To draw on the example of the Equifax case, the entire credit data industry is now subject to more regulatory scrutiny.
Foundation 2: Cyber education and skills
If businesses can put the right leadership culture in place, the second cyber foundation they need is workforce capability.
The first skills issue that usually springs to mind in this context is the need for the IT skills to understand what cyber security technology and services are relevant to the business.
But cyber security is more than just the IT department, and we are only as strong as our weakest link. This means good cyber hygiene across the entire organisation.
The Australian Signals Directorate has developed Strategies to Mitigate Targeted Cyber Intrusions in support of the Australian Government and also industry partners. And as a start they recommend the implementation of the Top 4 mitigation strategies as a package to prevent at least 85% of targeted cyber intrusion incidents.
There is also an opportunity for Australia to build a more innovative and competitive industry in cyber security itself. AustCyber (also known as the Australian Cyber Security Growth Network) has been tasked with this responsibility.
But this industry’s success will be hamstrung without access to strong technical and foundational skills in cyber security. This starts with better coordination of Science, Technology, Engineering and Maths (STEM) activity in our schools, and continues with the government’s innovation initiatives in the VET sector and improved practices around work integrated learning (WIL) for both undergraduate and research students in higher education.
Closer connections between universities and business will also lead to better equipped graduates – which leads on to my final foundation for cyber security.

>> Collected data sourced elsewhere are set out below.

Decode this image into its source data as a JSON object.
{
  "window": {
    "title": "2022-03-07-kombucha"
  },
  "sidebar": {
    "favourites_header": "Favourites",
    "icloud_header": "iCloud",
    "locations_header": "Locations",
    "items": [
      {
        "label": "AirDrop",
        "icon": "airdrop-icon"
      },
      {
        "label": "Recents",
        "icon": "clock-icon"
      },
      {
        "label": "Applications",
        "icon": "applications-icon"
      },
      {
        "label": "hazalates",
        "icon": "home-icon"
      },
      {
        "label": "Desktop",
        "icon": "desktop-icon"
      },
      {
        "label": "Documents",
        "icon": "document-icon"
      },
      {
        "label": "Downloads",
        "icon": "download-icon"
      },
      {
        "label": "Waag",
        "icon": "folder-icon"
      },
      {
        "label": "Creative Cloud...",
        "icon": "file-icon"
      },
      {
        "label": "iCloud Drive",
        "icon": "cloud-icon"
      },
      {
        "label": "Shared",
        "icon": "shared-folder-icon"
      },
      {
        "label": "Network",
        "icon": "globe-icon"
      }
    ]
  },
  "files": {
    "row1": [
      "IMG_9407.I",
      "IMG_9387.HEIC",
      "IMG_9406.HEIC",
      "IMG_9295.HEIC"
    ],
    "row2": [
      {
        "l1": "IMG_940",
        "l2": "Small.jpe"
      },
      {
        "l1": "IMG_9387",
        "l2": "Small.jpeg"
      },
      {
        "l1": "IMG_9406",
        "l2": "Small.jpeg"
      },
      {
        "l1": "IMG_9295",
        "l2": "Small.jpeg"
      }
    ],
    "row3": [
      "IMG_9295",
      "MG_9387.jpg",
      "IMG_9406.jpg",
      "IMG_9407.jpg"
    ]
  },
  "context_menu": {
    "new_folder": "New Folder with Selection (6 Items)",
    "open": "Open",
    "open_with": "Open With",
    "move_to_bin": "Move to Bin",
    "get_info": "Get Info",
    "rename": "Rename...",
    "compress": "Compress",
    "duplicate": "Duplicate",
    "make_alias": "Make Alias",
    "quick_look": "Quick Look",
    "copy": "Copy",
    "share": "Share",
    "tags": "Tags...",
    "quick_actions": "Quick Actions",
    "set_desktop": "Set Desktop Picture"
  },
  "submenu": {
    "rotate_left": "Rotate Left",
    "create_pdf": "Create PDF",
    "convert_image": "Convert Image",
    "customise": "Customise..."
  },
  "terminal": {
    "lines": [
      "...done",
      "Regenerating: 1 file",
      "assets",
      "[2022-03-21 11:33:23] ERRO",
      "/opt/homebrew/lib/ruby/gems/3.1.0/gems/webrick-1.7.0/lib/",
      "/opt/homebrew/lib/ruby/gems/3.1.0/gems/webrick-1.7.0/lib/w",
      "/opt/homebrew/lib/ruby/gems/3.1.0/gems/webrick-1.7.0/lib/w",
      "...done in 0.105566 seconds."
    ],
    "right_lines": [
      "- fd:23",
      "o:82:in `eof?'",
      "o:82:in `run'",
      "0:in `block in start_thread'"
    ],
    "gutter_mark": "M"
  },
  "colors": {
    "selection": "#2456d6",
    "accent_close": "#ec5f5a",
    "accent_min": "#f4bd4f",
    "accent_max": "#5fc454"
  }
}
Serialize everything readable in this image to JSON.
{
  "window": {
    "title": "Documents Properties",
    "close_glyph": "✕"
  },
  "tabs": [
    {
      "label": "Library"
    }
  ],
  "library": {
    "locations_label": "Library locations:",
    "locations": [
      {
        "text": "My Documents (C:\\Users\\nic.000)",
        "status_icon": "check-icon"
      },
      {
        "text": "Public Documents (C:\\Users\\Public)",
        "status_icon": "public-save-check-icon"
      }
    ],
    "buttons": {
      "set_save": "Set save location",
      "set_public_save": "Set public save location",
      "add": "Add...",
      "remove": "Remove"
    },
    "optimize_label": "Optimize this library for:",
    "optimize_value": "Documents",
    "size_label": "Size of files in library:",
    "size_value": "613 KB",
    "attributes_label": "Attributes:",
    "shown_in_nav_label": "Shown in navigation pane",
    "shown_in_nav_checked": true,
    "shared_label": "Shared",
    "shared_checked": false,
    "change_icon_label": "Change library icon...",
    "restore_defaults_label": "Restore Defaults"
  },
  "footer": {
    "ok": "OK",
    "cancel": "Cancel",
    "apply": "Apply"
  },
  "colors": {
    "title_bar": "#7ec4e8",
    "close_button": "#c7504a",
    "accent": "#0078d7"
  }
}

Foundation 3: Collaboration and partnerships
In responding to modern cyber security threats, it is critical that collaboration is encouraged in a safe environment where businesses can share threat information without being punished.
Traditional forms of regulation have been criticised for being inflexible and slow to respond to rapidly evolving threats. Governments tempted to over-use these regulatory sticks need to consider a different approach.
Cyber crime is also a global issue, requiring governments to work together more frequently – while managing their different values and approaches to issues like privacy and national security.
The fast pace of technological change also forces companies to rethink their business models. Some businesses realise that they may not be able to offer everything the customer requires in-house. Developing new capabilities themselves can be expensive and risky; partnering can be an attractive alternative.
In Ai Group’s surveys of Australian CEOs and leading Australian innovators, we have found that Australian businesses are collaborating to innovate more frequently than is often recognised – but that we are still well behind most OECD countries on this front.
Governments can play a role by improving the incentives for collaboration in public sector research funding, and maintaining stable support for innovation overall. And researchers can help bridge the cultural divide with business and ensure their approach to IP encourages partnerships rather than undermines them.
But the clearest path to better collaboration is for businesses to learn the practices of those who already collaborate well. As our research shows, these businesses make collaboration a process that is carefully considered and iterated for success.
Ai Group is encouraged by evidence of progress on each of these key foundation areas. The Federal Government has recently launched its International Cyber Engagement Strategy, and we are pleased to see global issues like digital trade and cyber crime included as priorities in this Strategy.
Taking action on these three cyber foundations – cyber leadership and culture; education and skills; and collaboration and partnerships – will help industry take the next step.
This is an edited version of a speech delivered to the Australia-Israel Chamber of Commerce (WA) in Perth on 3 November by Ai Group chief executive Innes Willox.